O senador Flávio Bolsonaro (PL) participa nesta terça-feira (7) de audiência pública em Washington conduzida pelo USTR, órgão americano que investiga práticas comerciais brasileiras e ameaça taxar produtos do país em 25%.
Pré-candidato à Presidência, Flávio busca se posicionar como interlocutor de Donald Trump. Ele divide painel com Roberto Azevedo, da CNI, e representantes dos setores calçadistas do Brasil e dos EUA.

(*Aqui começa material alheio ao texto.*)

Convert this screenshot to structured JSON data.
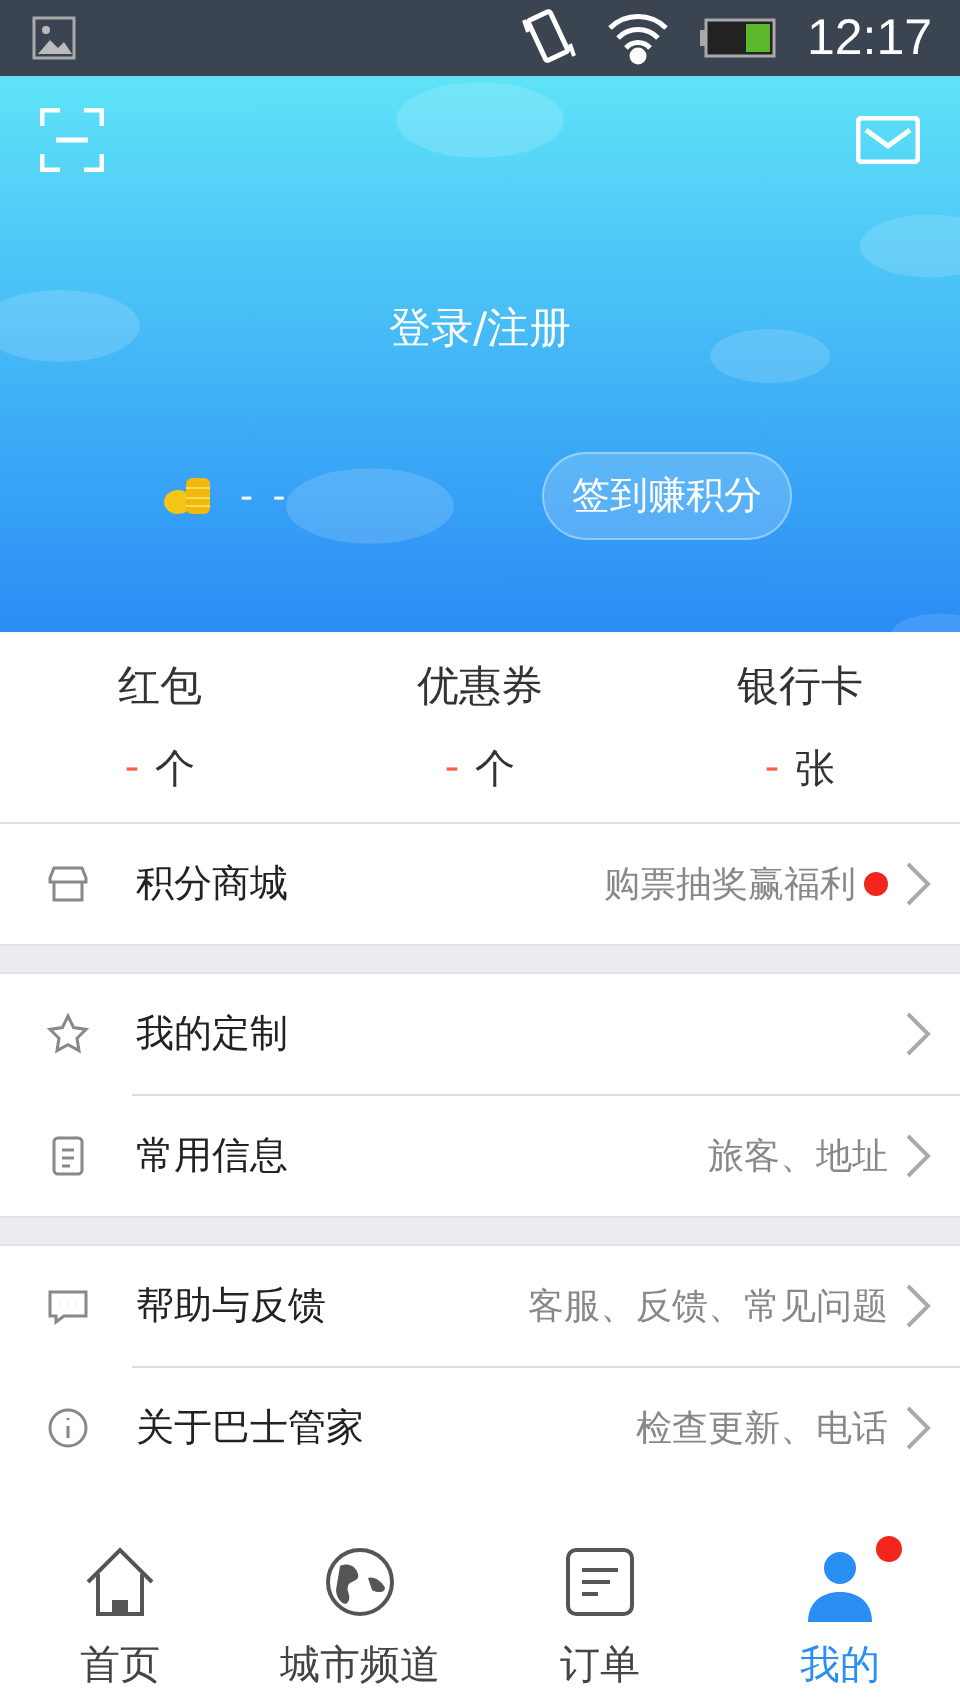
{
  "status_bar": {
    "time": "12:17"
  },
  "header": {
    "login": "登录/注册",
    "points": "- -",
    "checkin_button": "签到赚积分"
  },
  "stats": [
    {
      "label": "红包",
      "value": "-",
      "unit": "个"
    },
    {
      "label": "优惠券",
      "value": "-",
      "unit": "个"
    },
    {
      "label": "银行卡",
      "value": "-",
      "unit": "张"
    }
  ],
  "sections": [
    {
      "items": [
        {
          "kind": "store",
          "label": "积分商城",
          "detail": "购票抽奖赢福利",
          "badge": true
        }
      ]
    },
    {
      "items": [
        {
          "kind": "star",
          "label": "我的定制",
          "badge": false
        },
        {
          "kind": "document",
          "label": "常用信息",
          "detail": "旅客、地址",
          "badge": false
        }
      ]
    },
    {
      "items": [
        {
          "kind": "chat",
          "label": "帮助与反馈",
          "detail": "客服、反馈、常见问题",
          "badge": false
        },
        {
          "kind": "info",
          "label": "关于巴士管家",
          "detail": "检查更新、电话",
          "badge": false
        }
      ]
    }
  ],
  "tab_bar": [
    {
      "kind": "home",
      "label": "首页",
      "selected": false,
      "badge": false
    },
    {
      "kind": "globe",
      "label": "城市频道",
      "selected": false,
      "badge": false
    },
    {
      "kind": "orders",
      "label": "订单",
      "selected": false,
      "badge": false
    },
    {
      "kind": "person",
      "label": "我的",
      "selected": true,
      "badge": true
    }
  ]
}
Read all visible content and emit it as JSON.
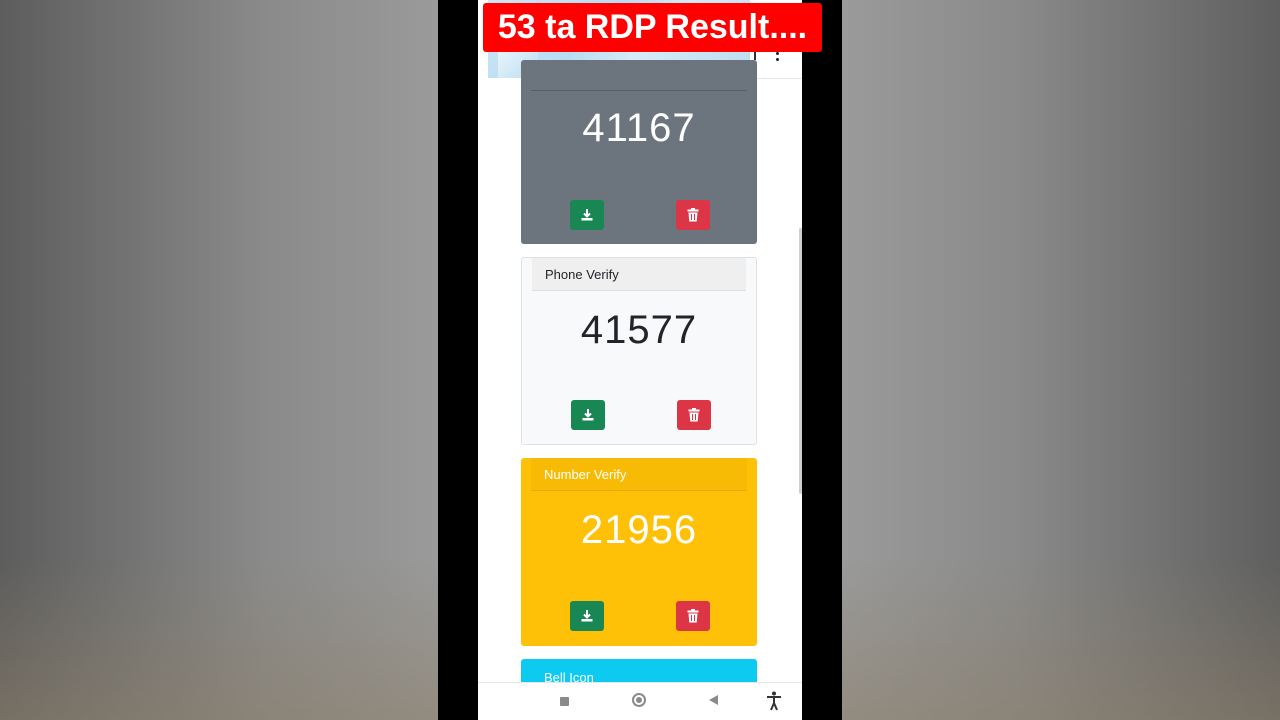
{
  "banner": {
    "text": "53 ta RDP Result...."
  },
  "cards": [
    {
      "label": "",
      "value": "41167",
      "color": "#6c757d"
    },
    {
      "label": "Phone Verify",
      "value": "41577",
      "color": "#f8f9fa"
    },
    {
      "label": "Number Verify",
      "value": "21956",
      "color": "#ffc107"
    },
    {
      "label": "Bell Icon",
      "value": "",
      "color": "#0dcaf0"
    }
  ],
  "buttons": {
    "download_color": "#198754",
    "delete_color": "#dc3545"
  },
  "icons": {
    "download": "download-icon",
    "delete": "trash-icon",
    "menu": "kebab-menu-icon"
  }
}
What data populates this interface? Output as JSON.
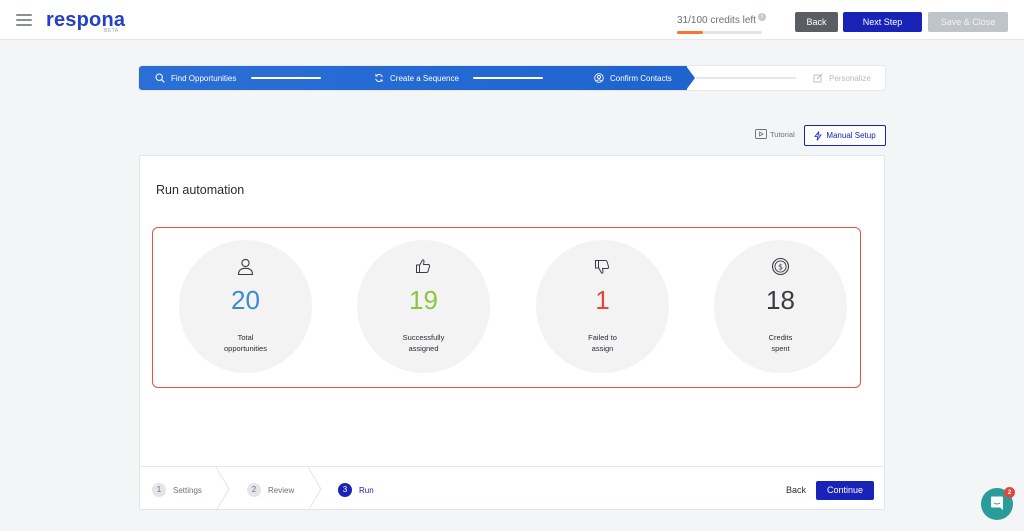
{
  "header": {
    "logo": "respona",
    "logo_badge": "BETA",
    "credits_text": "31/100 credits left",
    "credits_info": "i",
    "credits_used": 31,
    "credits_total": 100,
    "back_label": "Back",
    "next_label": "Next Step",
    "save_label": "Save & Close",
    "menu_icon": "hamburger-icon"
  },
  "progress": {
    "steps": [
      {
        "label": "Find Opportunities",
        "icon": "search-icon",
        "state": "done"
      },
      {
        "label": "Create a Sequence",
        "icon": "refresh-icon",
        "state": "done"
      },
      {
        "label": "Confirm Contacts",
        "icon": "user-icon",
        "state": "active"
      },
      {
        "label": "Personalize",
        "icon": "edit-icon",
        "state": "pending"
      }
    ]
  },
  "toolbar": {
    "tutorial_label": "Tutorial",
    "manual_setup_label": "Manual Setup"
  },
  "card": {
    "title": "Run automation",
    "stats": [
      {
        "value": "20",
        "label_line1": "Total",
        "label_line2": "opportunities",
        "icon": "user-icon",
        "color": "#3a8ad6"
      },
      {
        "value": "19",
        "label_line1": "Successfully",
        "label_line2": "assigned",
        "icon": "thumbs-up-icon",
        "color": "#8cc63f"
      },
      {
        "value": "1",
        "label_line1": "Failed to",
        "label_line2": "assign",
        "icon": "thumbs-down-icon",
        "color": "#e0483a"
      },
      {
        "value": "18",
        "label_line1": "Credits",
        "label_line2": "spent",
        "icon": "coin-icon",
        "color": "#3a3c42"
      }
    ],
    "highlight_color": "#e3543f"
  },
  "wizard": {
    "steps": [
      {
        "num": "1",
        "label": "Settings",
        "state": "done"
      },
      {
        "num": "2",
        "label": "Review",
        "state": "done"
      },
      {
        "num": "3",
        "label": "Run",
        "state": "active"
      }
    ],
    "back_label": "Back",
    "continue_label": "Continue"
  },
  "chat": {
    "badge": "2",
    "icon": "chat-icon"
  },
  "colors": {
    "primary": "#1a23b8",
    "progress_blue": "#2b6fd6",
    "credits_orange": "#f47a2b"
  }
}
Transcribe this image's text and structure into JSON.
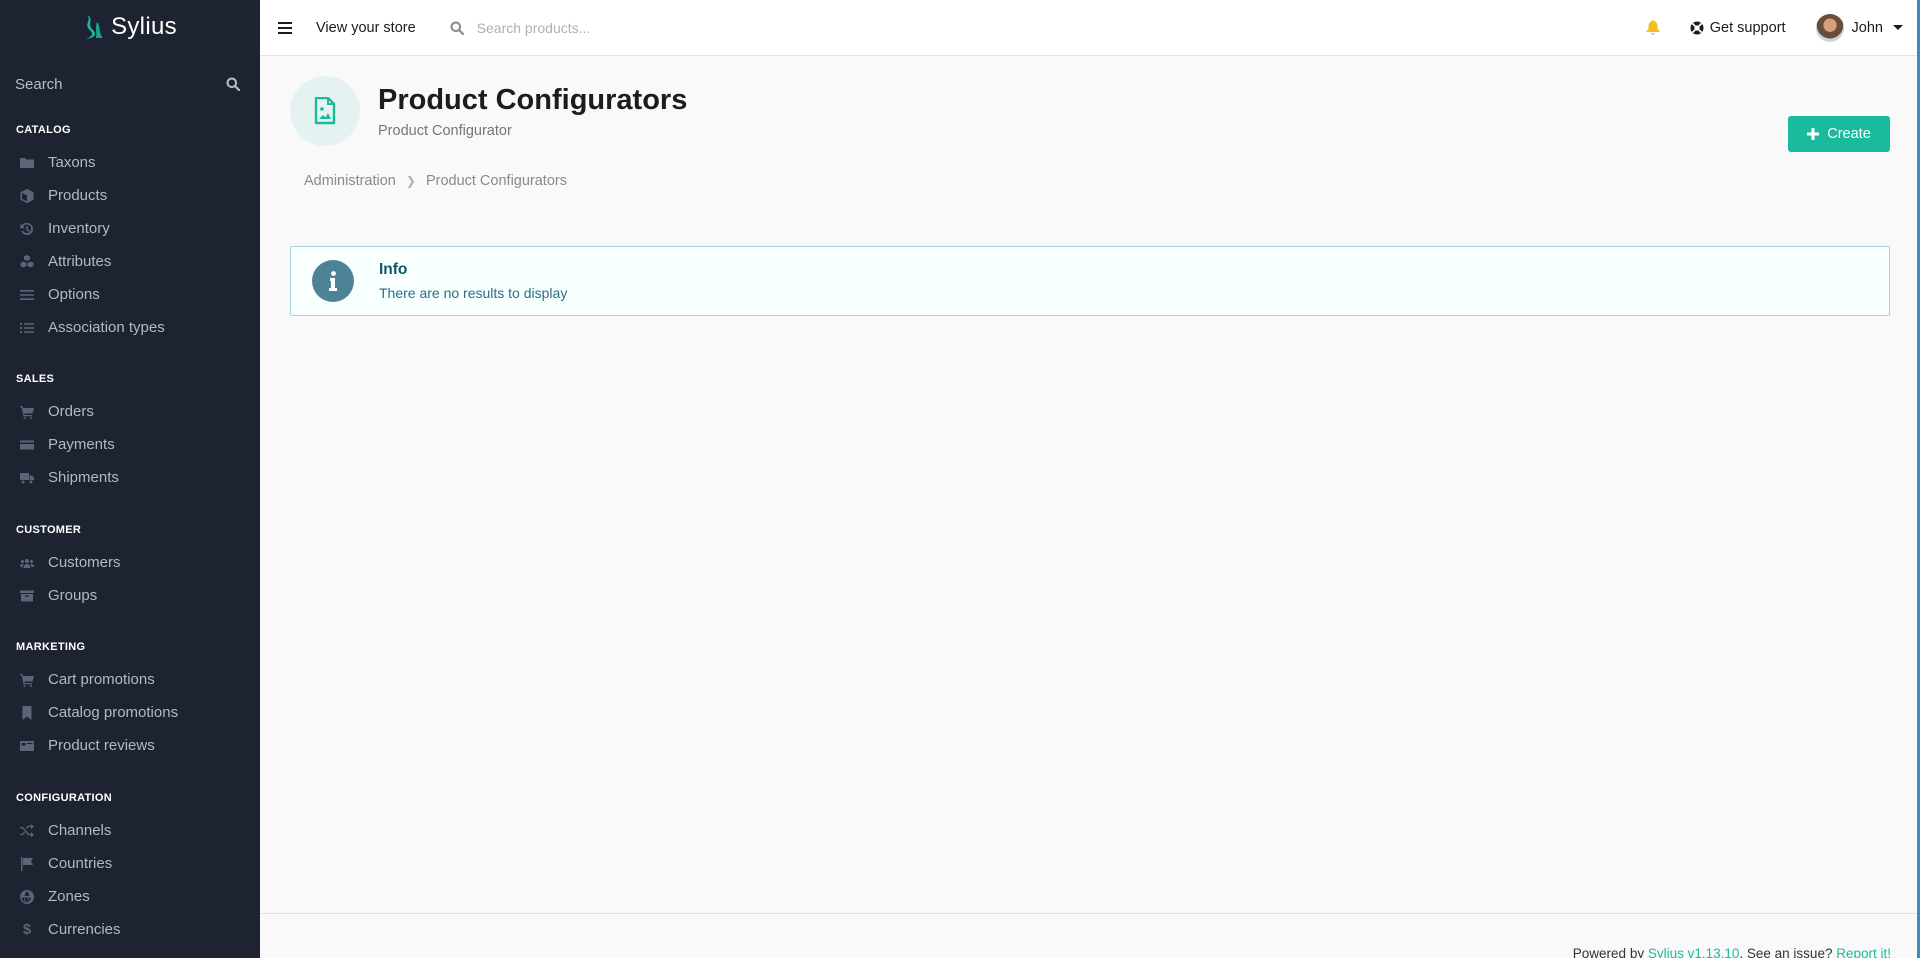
{
  "app": {
    "name": "Sylius"
  },
  "sidebar": {
    "search_label": "Search",
    "sections": [
      {
        "title": "Catalog",
        "items": [
          {
            "label": "Taxons",
            "icon": "folder-icon"
          },
          {
            "label": "Products",
            "icon": "cube-icon"
          },
          {
            "label": "Inventory",
            "icon": "history-icon"
          },
          {
            "label": "Attributes",
            "icon": "cubes-icon"
          },
          {
            "label": "Options",
            "icon": "options-icon"
          },
          {
            "label": "Association types",
            "icon": "list-icon"
          }
        ]
      },
      {
        "title": "Sales",
        "items": [
          {
            "label": "Orders",
            "icon": "cart-icon"
          },
          {
            "label": "Payments",
            "icon": "credit-card-icon"
          },
          {
            "label": "Shipments",
            "icon": "truck-icon"
          }
        ]
      },
      {
        "title": "Customer",
        "items": [
          {
            "label": "Customers",
            "icon": "users-icon"
          },
          {
            "label": "Groups",
            "icon": "archive-icon"
          }
        ]
      },
      {
        "title": "Marketing",
        "items": [
          {
            "label": "Cart promotions",
            "icon": "cart-icon"
          },
          {
            "label": "Catalog promotions",
            "icon": "bookmark-icon"
          },
          {
            "label": "Product reviews",
            "icon": "newspaper-icon"
          }
        ]
      },
      {
        "title": "Configuration",
        "items": [
          {
            "label": "Channels",
            "icon": "shuffle-icon"
          },
          {
            "label": "Countries",
            "icon": "flag-icon"
          },
          {
            "label": "Zones",
            "icon": "globe-icon"
          },
          {
            "label": "Currencies",
            "icon": "dollar-icon"
          }
        ]
      }
    ]
  },
  "topbar": {
    "view_store": "View your store",
    "search_placeholder": "Search products...",
    "support": "Get support",
    "user": "John"
  },
  "page": {
    "title": "Product Configurators",
    "subtitle": "Product Configurator",
    "create_label": "Create",
    "breadcrumb": [
      "Administration",
      "Product Configurators"
    ]
  },
  "info": {
    "title": "Info",
    "message": "There are no results to display"
  },
  "footer": {
    "powered_by": "Powered by ",
    "version_link": "Sylius v1.13.10",
    "issue_text": ". See an issue? ",
    "report_link": "Report it!"
  },
  "colors": {
    "sidebar_bg": "#1d2330",
    "accent": "#1abb9c",
    "info_title": "#0e566c"
  }
}
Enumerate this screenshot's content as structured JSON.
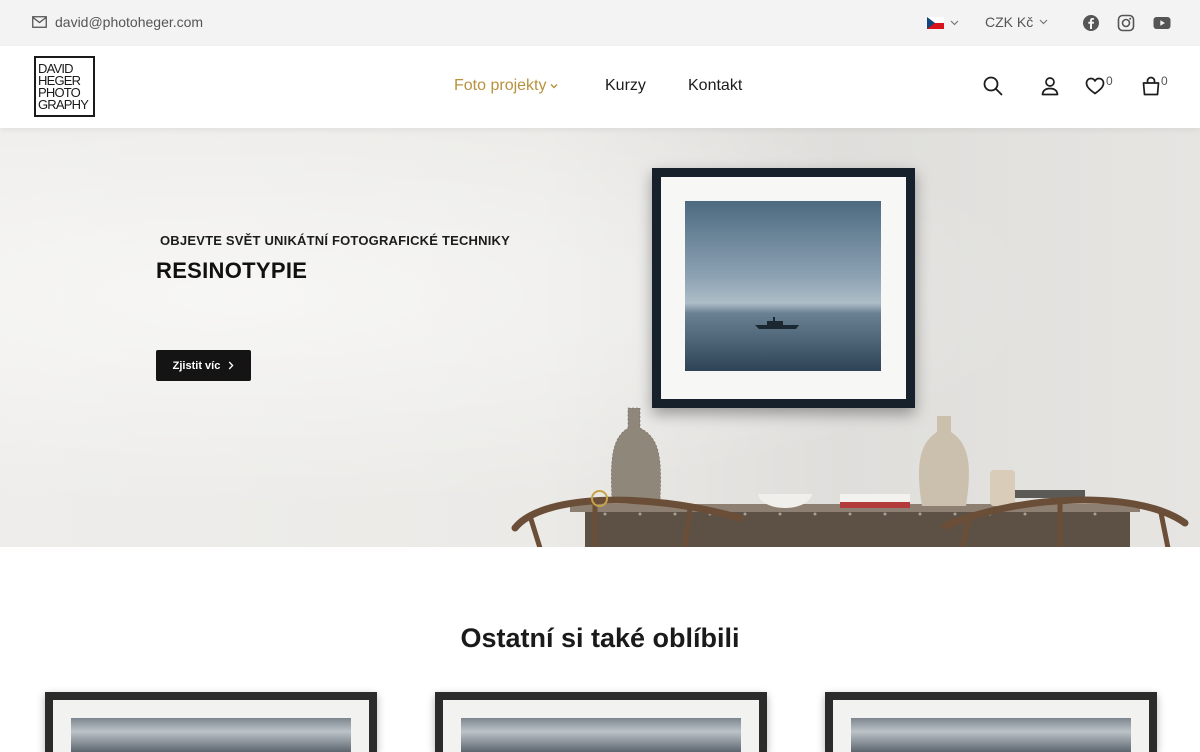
{
  "topbar": {
    "email": "david@photoheger.com",
    "language": "cz-flag",
    "currency": "CZK Kč",
    "social": [
      "facebook-icon",
      "instagram-icon",
      "youtube-icon"
    ]
  },
  "header": {
    "logo_lines": [
      "DAVID",
      "HEGER",
      "PHOTO",
      "GRAPHY"
    ],
    "nav": [
      {
        "label": "Foto projekty",
        "active": true,
        "dropdown": true
      },
      {
        "label": "Kurzy"
      },
      {
        "label": "Kontakt"
      }
    ],
    "wishlist_count": "0",
    "cart_count": "0",
    "accent_color": "#b8923e"
  },
  "hero": {
    "eyebrow": "OBJEVTE SVĚT UNIKÁTNÍ FOTOGRAFICKÉ TECHNIKY",
    "title": "RESINOTYPIE",
    "cta_label": "Zjistit víc"
  },
  "section": {
    "title": "Ostatní si také oblíbili"
  }
}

O governo Lula não participa do evento e atua pelas vias diplomáticas.
A Seção 301 e o PIX
A audiência integra a investigação da Seção 301, mecanismo que permite ao governo americano punir países com práticas consideradas desleais no comércio. O USTR apura questões ligadas ao comércio digital brasileiro, ao PIX, a tarifas preferenciais, à proteção de propriedade intelectual, ao acesso ao mercado de etanol e ao desmatamento.
Em manifestação enviada ao USTR na última quinta-feira, Flávio afirmou que sanções ao PIX “prejudicam investimentos dos EUA” e prometeu “compromisso legislativo” de que o meio de pagamento não será internacionalizado. A participação desta terça é um desdobramento da carta que enviou ao USTR pedindo suspensão das tarifas por 180 dias e na qual se apresentou ao governo americano como pré-candidato à Presidência.
O governo brasileiro respondeu formalmente à investigação americana na última quinta-feira. O chanceler Mauro Vieira argumentou que as críticas ao PIX e às decisões do STF “não têm relação com comércio”, mas com divergências sobre políticas internas.
Também estão inscritos para falar no evento representantes de setores como siderurgia, agronegócio, energia, mineração, papel e indústria.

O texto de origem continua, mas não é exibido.